My mother and father are both Christians, and from the very beginning, all of us kids (I have three sisters and a brother) grew up in church. Everytime the church was open, we were there. My dad drove a bus for a school, and my mom was a seamstress. When I was about 10 years old, my father spoke to me about my relationship with Jesus, and explained to me that even though we were a family of believers, I still needed to decide for myself, and still needed Christ’s salvation for my sins and life. He prayed with me that day and I was so happy to be a true believer.
From the time I was small, every Monday night there was a prayer group, a small group, that meets in my house. My father always leads this group, and one day when I was 14 or 15, the member who was going to share a short devotional thought from Scripture wasn’t there. My father asked me if I would like to share something from my personal time in the Bible.

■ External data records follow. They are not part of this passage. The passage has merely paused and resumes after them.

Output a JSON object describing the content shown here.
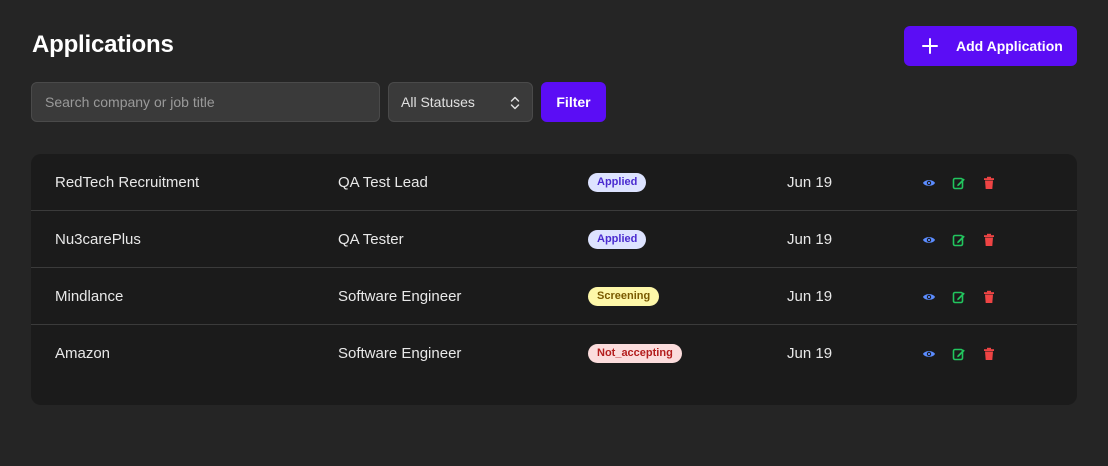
{
  "header": {
    "title": "Applications",
    "add_button_label": "Add Application"
  },
  "filters": {
    "search_placeholder": "Search company or job title",
    "search_value": "",
    "status_selected": "All Statuses",
    "filter_button_label": "Filter"
  },
  "colors": {
    "accent": "#5b0df5",
    "view_icon": "#5b8cff",
    "edit_icon": "#22c55e",
    "delete_icon": "#ef4444"
  },
  "applications": [
    {
      "company": "RedTech Recruitment",
      "job_title": "QA Test Lead",
      "status": "Applied",
      "status_key": "applied",
      "date": "Jun 19"
    },
    {
      "company": "Nu3carePlus",
      "job_title": "QA Tester",
      "status": "Applied",
      "status_key": "applied",
      "date": "Jun 19"
    },
    {
      "company": "Mindlance",
      "job_title": "Software Engineer",
      "status": "Screening",
      "status_key": "screening",
      "date": "Jun 19"
    },
    {
      "company": "Amazon",
      "job_title": "Software Engineer",
      "status": "Not_accepting",
      "status_key": "not-accepting",
      "date": "Jun 19"
    }
  ],
  "row_actions": [
    "eye-icon",
    "edit-icon",
    "trash-icon"
  ]
}
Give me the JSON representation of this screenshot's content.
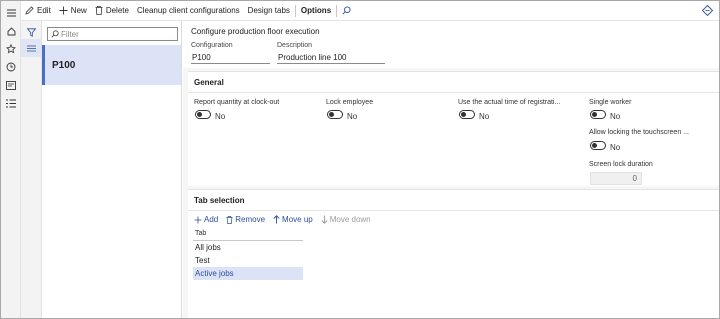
{
  "colors": {
    "accent": "#4a6ec2",
    "selection": "#dce3f7",
    "link": "#2b4f9b"
  },
  "nav_icons": [
    "hamburger-icon",
    "home-icon",
    "star-icon",
    "clock-icon",
    "workspace-icon",
    "list-icon"
  ],
  "actionbar": {
    "edit": "Edit",
    "new": "New",
    "delete": "Delete",
    "cleanup": "Cleanup client configurations",
    "design_tabs": "Design tabs",
    "options": "Options"
  },
  "list": {
    "filter_placeholder": "Filter",
    "items": [
      {
        "label": "P100"
      }
    ]
  },
  "details": {
    "title": "Configure production floor execution",
    "configuration_label": "Configuration",
    "configuration_value": "P100",
    "description_label": "Description",
    "description_value": "Production line 100"
  },
  "general": {
    "title": "General",
    "report_quantity_label": "Report quantity at clock-out",
    "report_quantity_value": "No",
    "lock_employee_label": "Lock employee",
    "lock_employee_value": "No",
    "actual_time_label": "Use the actual time of registrati...",
    "actual_time_value": "No",
    "single_worker_label": "Single worker",
    "single_worker_value": "No",
    "allow_locking_label": "Allow locking the touchscreen ...",
    "allow_locking_value": "No",
    "screen_lock_label": "Screen lock duration",
    "screen_lock_value": "0"
  },
  "tab_selection": {
    "title": "Tab selection",
    "add": "Add",
    "remove": "Remove",
    "move_up": "Move up",
    "move_down": "Move down",
    "column_header": "Tab",
    "rows": [
      "All jobs",
      "Test",
      "Active jobs"
    ]
  }
}
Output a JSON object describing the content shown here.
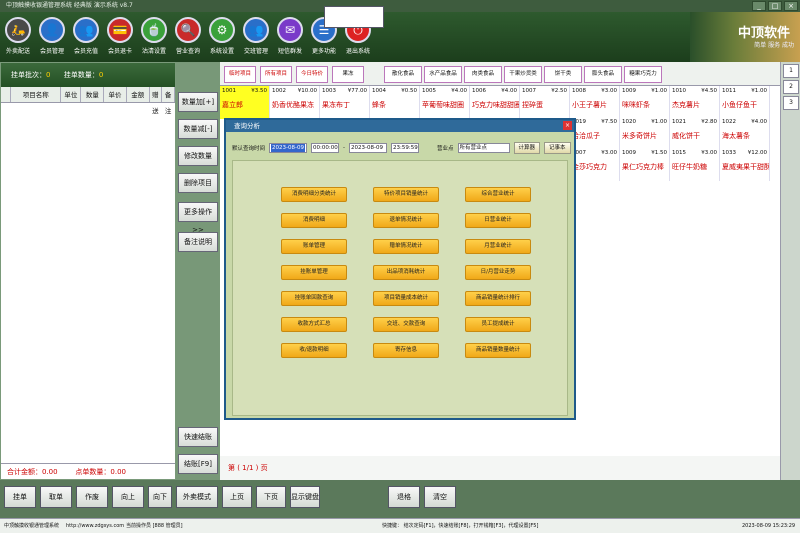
{
  "window": {
    "title": "中顶触摸收银通管理系统 经典版  演示系统 v8.7",
    "controls": [
      "_",
      "□",
      "×"
    ]
  },
  "toolbar": [
    {
      "label": "外卖配送",
      "icon": "delivery-icon",
      "glyph": "🛵",
      "color": "#4a4a4a"
    },
    {
      "label": "会员管理",
      "icon": "member-icon",
      "glyph": "👤",
      "color": "#2a6fc9"
    },
    {
      "label": "会员充值",
      "icon": "recharge-icon",
      "glyph": "👥",
      "color": "#2a6fc9"
    },
    {
      "label": "会员退卡",
      "icon": "card-icon",
      "glyph": "💳",
      "color": "#c92a2a"
    },
    {
      "label": "沽清设置",
      "icon": "sellout-icon",
      "glyph": "🍵",
      "color": "#3aa13a"
    },
    {
      "label": "营业查询",
      "icon": "search-icon",
      "glyph": "🔍",
      "color": "#c92a2a"
    },
    {
      "label": "系统设置",
      "icon": "gear-icon",
      "glyph": "⚙",
      "color": "#3aa13a"
    },
    {
      "label": "交班管理",
      "icon": "shift-icon",
      "glyph": "👥",
      "color": "#2a6fc9"
    },
    {
      "label": "短信群发",
      "icon": "sms-icon",
      "glyph": "✉",
      "color": "#7a3ac9"
    },
    {
      "label": "更多功能",
      "icon": "more-icon",
      "glyph": "☰",
      "color": "#2a6fc9"
    },
    {
      "label": "退出系统",
      "icon": "power-icon",
      "glyph": "⏻",
      "color": "#d22"
    }
  ],
  "brand": {
    "title": "中顶软件",
    "subtitle": "简单 服务 成功"
  },
  "order": {
    "batch_label": "挂单批次：",
    "batch_value": "0",
    "count_label": "挂单数量：",
    "count_value": "0",
    "columns": [
      "",
      "项目名称",
      "单位",
      "数量",
      "单价",
      "金额",
      "赠送",
      "备注"
    ],
    "total_label": "合计金额：",
    "total_value": "0.00",
    "items_label": "点单数量：",
    "items_value": "0.00"
  },
  "side_buttons": [
    "数量加[+]",
    "数量减[-]",
    "修改数量",
    "删除项目",
    "更多操作>>",
    "备注说明",
    "快速结账",
    "结账[F9]"
  ],
  "categories": [
    "临时项目",
    "所有项目",
    "今日特价",
    "果冻",
    "散化食品",
    "水产品食品",
    "肉类食品",
    "干果炒货类",
    "饼干类",
    "膨头食品",
    "糖果巧克力"
  ],
  "products": [
    {
      "code": "1001",
      "price": "¥3.50",
      "name": "嘉立郎"
    },
    {
      "code": "1002",
      "price": "¥10.00",
      "name": "奶香优酪果冻"
    },
    {
      "code": "1003",
      "price": "¥77.00",
      "name": "果冻布丁"
    },
    {
      "code": "1004",
      "price": "¥0.50",
      "name": "蜂条"
    },
    {
      "code": "1005",
      "price": "¥4.00",
      "name": "苹葡萄味甜圈"
    },
    {
      "code": "1006",
      "price": "¥4.00",
      "name": "巧克力味甜甜圈"
    },
    {
      "code": "1007",
      "price": "¥2.50",
      "name": "捏碎蛋"
    },
    {
      "code": "1008",
      "price": "¥3.00",
      "name": "小王子薯片"
    },
    {
      "code": "1009",
      "price": "¥1.00",
      "name": "咪咪虾条"
    },
    {
      "code": "1010",
      "price": "¥4.50",
      "name": "杰克薯片"
    },
    {
      "code": "1011",
      "price": "¥1.00",
      "name": "小鱼仔鱼干"
    },
    {
      "code": "1019",
      "price": "¥7.50",
      "name": "洽洽瓜子"
    },
    {
      "code": "1020",
      "price": "¥1.00",
      "name": "米多奇饼片"
    },
    {
      "code": "1021",
      "price": "¥2.80",
      "name": "威化饼干"
    },
    {
      "code": "1022",
      "price": "¥4.00",
      "name": "海太薯条"
    },
    {
      "code": "1007",
      "price": "¥3.00",
      "name": "金莎巧克力"
    },
    {
      "code": "1009",
      "price": "¥1.50",
      "name": "果仁巧克力棒"
    },
    {
      "code": "1015",
      "price": "¥3.00",
      "name": "旺仔牛奶糖"
    },
    {
      "code": "1033",
      "price": "¥12.00",
      "name": "夏威夷果干甜酥"
    }
  ],
  "pager": {
    "text": "第 ( 1/1 ) 页"
  },
  "right_bar": [
    "1",
    "2",
    "3"
  ],
  "bottom_buttons": [
    "挂单",
    "取单",
    "作废",
    "向上",
    "向下",
    "外卖模式",
    "上页",
    "下页",
    "显示键盘",
    "退格",
    "清空"
  ],
  "status": {
    "company": "中顶触摸收银通管理系统",
    "url": "http://www.zdgsys.com",
    "operator": "当前操作员 [888 管理员]",
    "hotkeys": "快捷键：  结次定码[F1]，快速结账[F8]，打开钱箱[F3]，代理设置[F5]",
    "datetime": "2023-08-09 15:23:29"
  },
  "dialog": {
    "title": "查询分析",
    "close": "×",
    "filter": {
      "time_label": "默认查询时间",
      "date_from": "2023-08-09",
      "time_from": "00:00:00",
      "sep": "-",
      "date_to": "2023-08-09",
      "time_to": "23:59:59",
      "store_label": "营业点",
      "store_value": "所有营业点",
      "btn_calc": "计算器",
      "btn_note": "记事本"
    },
    "buttons": [
      "消费明细分类统计",
      "特价项目销量统计",
      "综合营业统计",
      "消费明细",
      "退单情况统计",
      "日营业统计",
      "账单管理",
      "赠单情况统计",
      "月营业统计",
      "挂账单管理",
      "出品项消耗统计",
      "日/月营业走势",
      "挂账单回款查询",
      "项目销量成本统计",
      "商品销量统计排行",
      "收款方式汇总",
      "交班、交款查询",
      "员工提成统计",
      "收/退款明细",
      "寄存信息",
      "商品销量数量统计"
    ]
  },
  "colors": {
    "accent": "#ffd200",
    "dialog_title": "#2f6a9a",
    "dialog_button": "#f0a818",
    "category_active": "#cc0000"
  }
}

I shared for a few minutes about what I was learning, and after that I made sure I was always ready to share what God was teaching me. In my Sunday school class, later in youth group, some Monday nights, and even sometimes in special services at church, I started having opportunities to share the Gospel, and people started asking me to more and more.
Around the same time, there was a series of spiritual attacks happening in my community, and one after another, several small children were killed in a matter of months. I remembering feeling SO burdened, and everyone talked about the demonic attacks as if there was nothing to be done. I started a small prayer group then, made up of other children and youth, and we focused all our prayers on the protection of the children in our community, that God would be powerful and protect them against all spiritual attacks, and he HAS.

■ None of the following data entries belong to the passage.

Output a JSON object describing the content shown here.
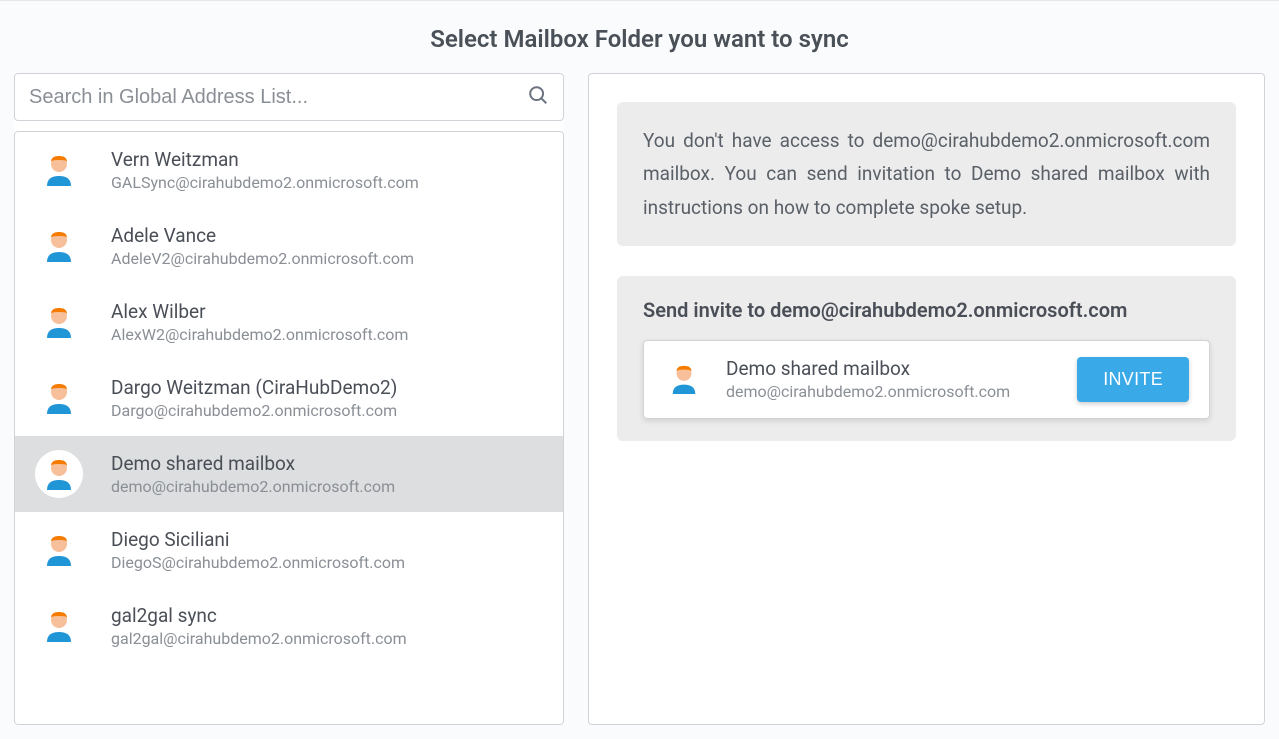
{
  "header": {
    "title": "Select Mailbox Folder you want to sync"
  },
  "search": {
    "placeholder": "Search in Global Address List..."
  },
  "contacts": [
    {
      "name": "Vern Weitzman",
      "email": "GALSync@cirahubdemo2.onmicrosoft.com",
      "selected": false
    },
    {
      "name": "Adele Vance",
      "email": "AdeleV2@cirahubdemo2.onmicrosoft.com",
      "selected": false
    },
    {
      "name": "Alex Wilber",
      "email": "AlexW2@cirahubdemo2.onmicrosoft.com",
      "selected": false
    },
    {
      "name": "Dargo Weitzman (CiraHubDemo2)",
      "email": "Dargo@cirahubdemo2.onmicrosoft.com",
      "selected": false
    },
    {
      "name": "Demo shared mailbox",
      "email": "demo@cirahubdemo2.onmicrosoft.com",
      "selected": true
    },
    {
      "name": "Diego Siciliani",
      "email": "DiegoS@cirahubdemo2.onmicrosoft.com",
      "selected": false
    },
    {
      "name": "gal2gal sync",
      "email": "gal2gal@cirahubdemo2.onmicrosoft.com",
      "selected": false
    }
  ],
  "info_text": "You don't have access to demo@cirahubdemo2.onmicrosoft.com mailbox. You can send invitation to Demo shared mailbox with instructions on how to complete spoke setup.",
  "invite": {
    "title": "Send invite to demo@cirahubdemo2.onmicrosoft.com",
    "name": "Demo shared mailbox",
    "email": "demo@cirahubdemo2.onmicrosoft.com",
    "button": "INVITE"
  }
}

In 6th grade, one night I had this dream, in which a person appeared to me holding out a Bible, and told me to take it. I held the Bible, and the person told me to take it everywhere.

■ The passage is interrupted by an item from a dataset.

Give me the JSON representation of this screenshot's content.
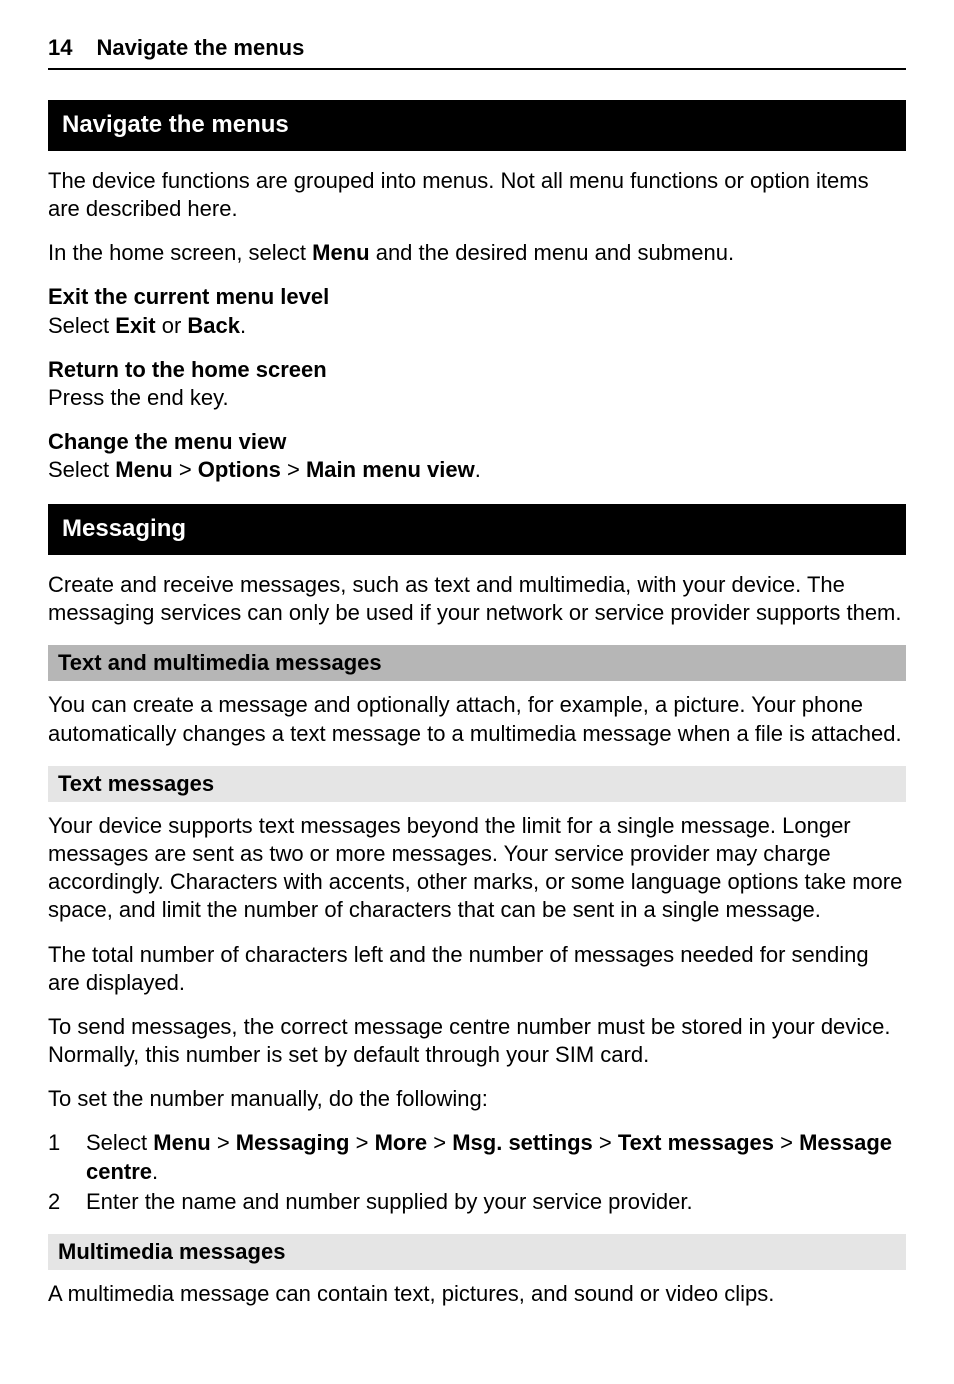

Then, I entered high school, and I was thinking about going into farming. In fact, I even studied a semester of agriculture, and while I was doing that, a pastor friend of mine came to me and said, “Hey, what are you doing? I see that you have a vocation, I see that God is calling you into His work full-time. Why are you studying this when you should be studying God’s Word?”
At the same time, I had been getting really sick at school, and finally in January, instead of starting a second semester I was forced to come home because I was so sick. While I was recovering, I spent a lot of time asking God about this, and about whether He truly did have a call on my life to be preaching the Gospel. One night, I had that same dream again, in which the same person came to me, but this time I was already holding the Bible. “Are you taking it everywhere?” they asked me. “It’s time to take it everywhere.”
Another friend came to me, and he said, “Look, you’ve got to get studying. God’s got a plan for you to share the Gospel throughout Haiti, and it’s time to start. There’s only two places you can go. I want you to go and visit them both, and then tell me where you’re going.
So I went to Limbay and visited and asked questions, and I came to Emmaus and did the same, and I knew that Emmaus was where I wanted to be. I started in August of 2016, and right away, I knew God was calling me to EBS so that I can fulfill His calling for me to take His Word throughout Haiti.
I loved the preaching class. Even though I’ve been sharing lessons and the Gospel for a long time, there are so many ways to do this better and more effectively, and that class is teaching me that. I also loved my Intro to the Old Testament class. The Old Testament is rarely preached from in Haiti because many people don’t understand it or feel that it is old truth, but not for today. My Intro to OT class showed me how the Gospel is entwined throughout the whole Bible, and how.
I still live with my parents in my home, and I still work in the same church I grew up in. I still teach every Monday night at our small group, I still lead youth in praying for our children and youth, and I help lead services now and teach a Sunday School class in my church.
I really feel I’m supposed to share the Word everywhere. I guess I’m an evangelist!
Please pray for me, that I might persevere and be well-equipped for this calling He’s given me.